Giovanni Lizzio fu assassinato la sera del 27 luglio 1992 a Catania, mentre si trovava in auto fermo ad un semaforo in via Leucatia. All’epoca ispettore capo, era al vertice della sezione antiracket ed era impegnato in una lotta serrata alla criminalità organizzata e a Cosa Nostra. Appena 8 giorni prima dell’agguato in cui perse la vita, secondo la ricostruzione assassinato da un commando di 4 sicari, fu ucciso Paolo Borsellino, giudice vittima con la sua scorta dell’attentato di via D’Amelio a Palermo il 19 luglio precedente.



Giovanni Lizzio era nato a Catania il 24 giugno del 1947 e aveva 45 anni. Sposato e padre di due figlie, era cresciuto per le strade di quella città fino a riuscire nel suo obiettivo: diventare un poliziotto. La sua carriera sarebbe iniziata a Napoli prima del ritorno nella sua terra, dapprima nella sezione omicidi, poi nel nucleo anticrimine e infine, dal 1991, nel reparto antiracket della Squadra mobile. Una sezione di cui prese le redini e che avrebbe guidato con determinazione e coraggio fino alla morte, avvenuta nel contesto di un agguato che secondo quanto emerso sarebbe stato ordinato dal capomafia Benedetto “Nitto” Santapaola.

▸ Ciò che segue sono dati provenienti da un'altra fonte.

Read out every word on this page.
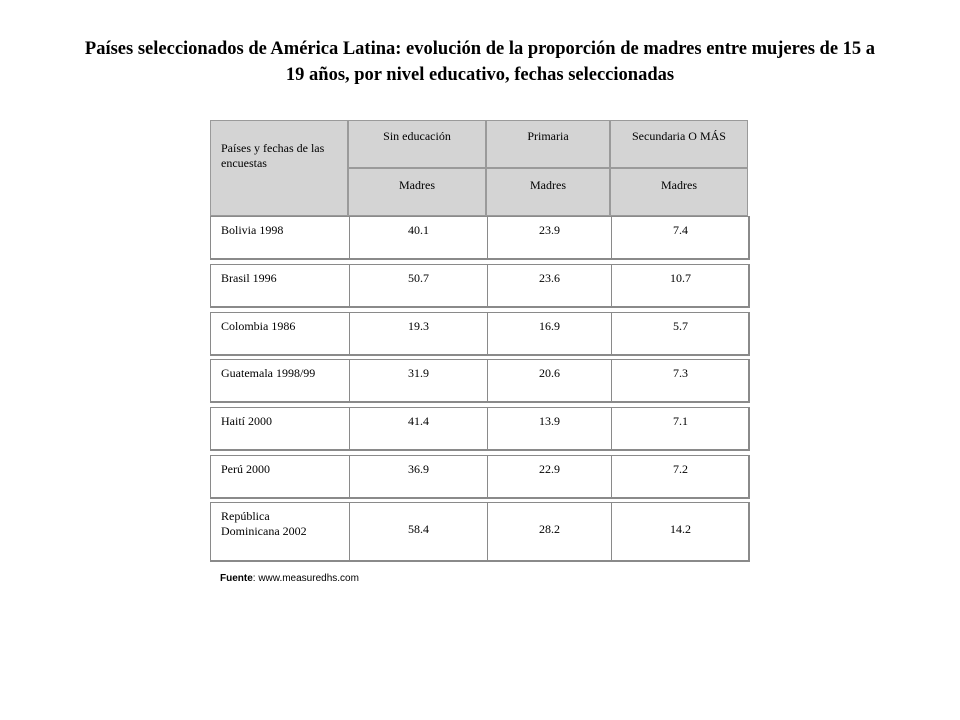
Países seleccionados de América Latina: evolución de la proporción de madres entre mujeres de 15 a 19 años, por nivel educativo, fechas seleccionadas
Países y fechas de las encuestas
Sin educación	Primaria	Secundaria O MÁS
Madres	Madres	Madres
Bolivia 1998	40.1	23.9	7.4
Brasil 1996	50.7	23.6	10.7
Colombia 1986	19.3	16.9	5.7
Guatemala 1998/99	31.9	20.6	7.3
Haití 2000	41.4	13.9	7.1
Perú 2000	36.9	22.9	7.2
República Dominicana 2002	58.4	28.2	14.2
Fuente: www.measuredhs.com
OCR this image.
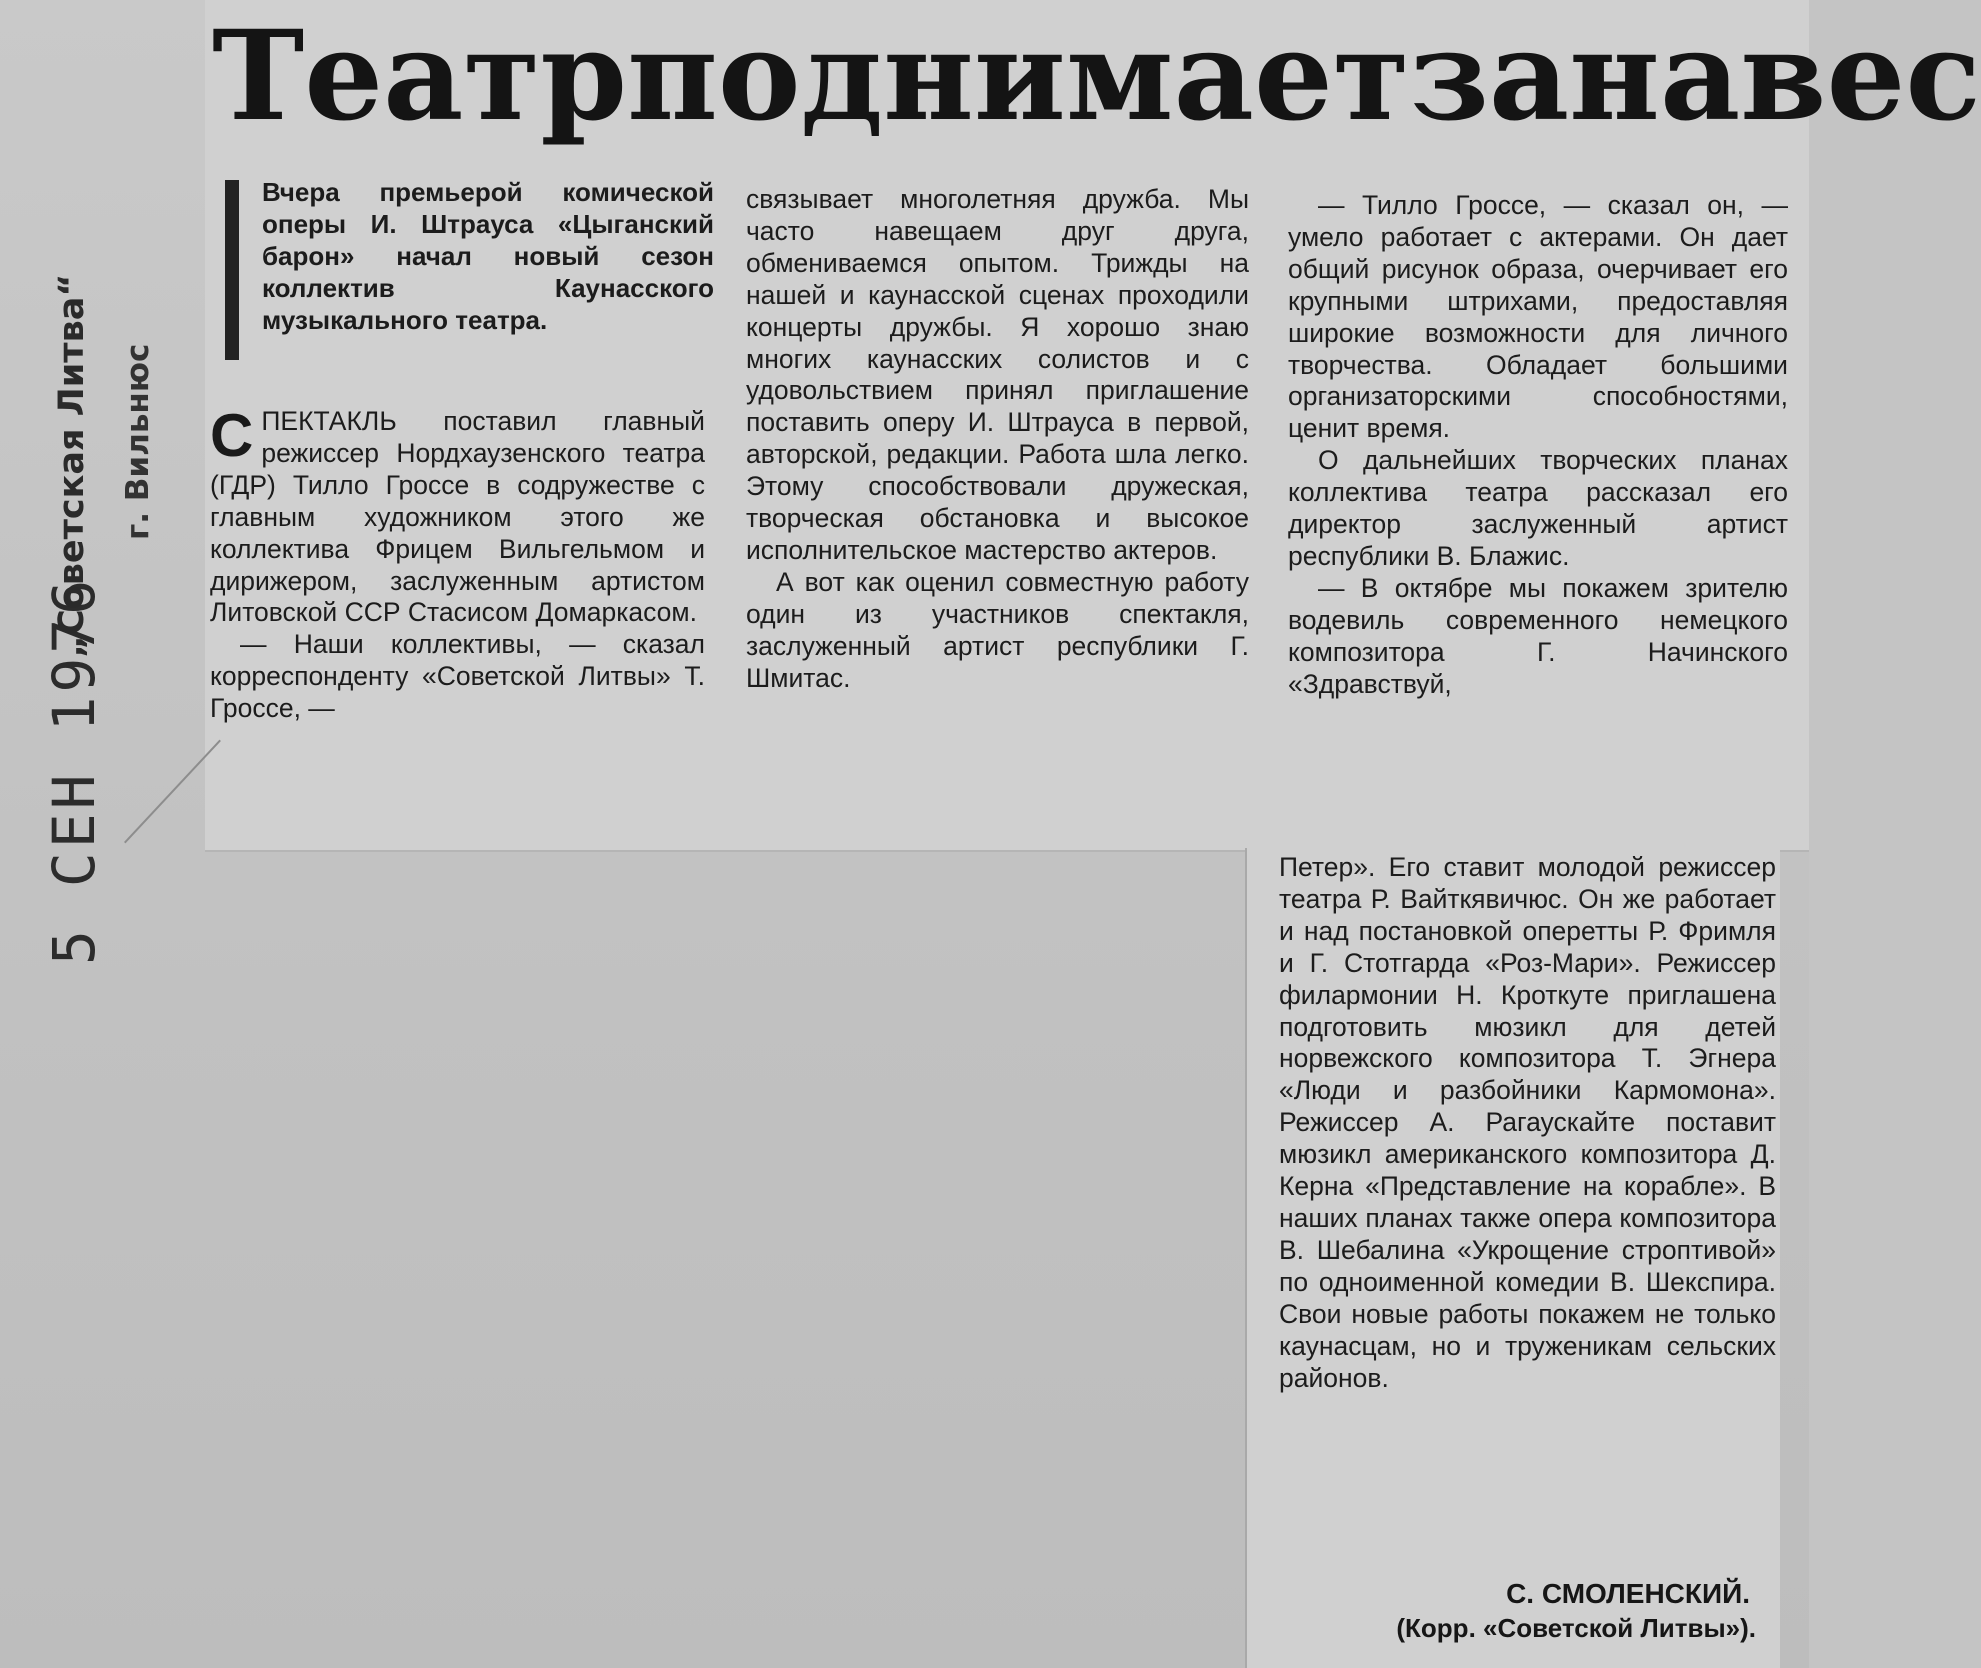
5 СЕН 1976
„Советская Литва“ г. Вильнюс
Театр поднимает занавес

Вчера премьерой комической оперы И. Штрауса «Цыганский барон» начал новый сезон коллектив Каунасского музыкального театра.

СПЕКТАКЛЬ поставил главный режиссер Нордхаузенского театра (ГДР) Тилло Гроссе в содружестве с главным художником этого же коллектива Фрицем Вильгельмом и дирижером, заслуженным артистом Литовской ССР Стасисом Домаркасом.

— Наши коллективы, — сказал корреспонденту «Советской Литвы» Т. Гроссе, —

связывает многолетняя дружба. Мы часто навещаем друг друга, обмениваемся опытом. Трижды на нашей и каунасской сценах проходили концерты дружбы. Я хорошо знаю многих каунасских солистов и с удовольствием принял приглашение поставить оперу И. Штрауса в первой, авторской, редакции. Работа шла легко. Этому способствовали дружеская, творческая обстановка и высокое исполнительское мастерство актеров.

А вот как оценил совместную работу один из участников спектакля, заслуженный артист республики Г. Шмитас.

— Тилло Гроссе, — сказал он, — умело работает с актерами. Он дает общий рисунок образа, очерчивает его крупными штрихами, предоставляя широкие возможности для личного творчества. Обладает большими организаторскими способностями, ценит время.

О дальнейших творческих планах коллектива театра рассказал его директор заслуженный артист республики В. Блажис.

— В октябре мы покажем зрителю водевиль современного немецкого композитора Г. Начинского «Здравствуй,

Петер». Его ставит молодой режиссер театра Р. Вайткявичюс. Он же работает и над постановкой оперетты Р. Фримля и Г. Стотгарда «Роз-Мари». Режиссер филармонии Н. Кроткуте приглашена подготовить мюзикл для детей норвежского композитора Т. Эгнера «Люди и разбойники Кармомона». Режиссер А. Рагаускайте поставит мюзикл американского композитора Д. Керна «Представление на корабле». В наших планах также опера композитора В. Шебалина «Укрощение строптивой» по одноименной комедии В. Шекспира. Свои новые работы покажем не только каунасцам, но и труженикам сельских районов.

С. СМОЛЕНСКИЙ.
(Корр. «Советской Литвы»).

A carico di quest’ultimo, nel 2003, fu inflitta una condanna definitiva all’ergastolo proprio per l’omicidio di Giovanni Lizzio del quale sarebbe stato ritenuto il mandante.



L’agguato a Giovanni Lizzio: la ricostruzione dell’omicidio dell’ispettore capo di Catania

La sera del 27 luglio 1992, ricostruisce l’associazione “Libera”, Giovanni Lizzio aveva lasciato gli uffici della Squadra mobile e si era messo alla guida delle sua auto verso casa. La sua fine lo attendeva al semaforo all’incrocio tra via Leucatia e via Pietro Novelli, dove si era fermato per il rosso in attesa di ripartire. I killer lo avrebbero seguito in moto fino a quel punto, per poi esplodere contro di lui sei colpi di calibro 38 attraverso il finestrino aperto. Cinque proiettili andarono a segno colpendo l’ispettore capo di Catania alla testa e al torace. Giovanni Lizzio sarebbe morto poco dopo all’ospedale Cannizzaro. Aveva 45 anni e fu il primo poliziotto ucciso nella città.



Le modalità del delitto e la ferocia dell’agguato, secondo gli investigatori, non lasciavano dubbi: la regia della mafia si stagliava dietro l’atroce omicidio. A portare a una svolta nelle indagini sulla morte di Lizzio sarebbero state le rivelazioni del collaboratore di giustizia Claudio Severino Samperi, che portarono all’arresto di 156 persone riconducibili al clan Santapaola. Tra gli arrestati il boss Nitto Santapaola, considerato il mandante dell’omicidio. L’inchiesta sugli esecutori materiali del delitto sarebbe sfociata in due processi conclusi con la condanna a 12 anni con rito abbreviato dei due pentiti Natale Di Raimondo e Umberto Di Fazio e a 30 anni per Francesco Squillaci e Giovanni Rapisarda, poi assolto in appello. Nel 2009 furono assolti per insufficienza di prove anche Filippo Branciforte e Francesco Di Grazia che, per l’accusa, avrebbero fatto parte del commando.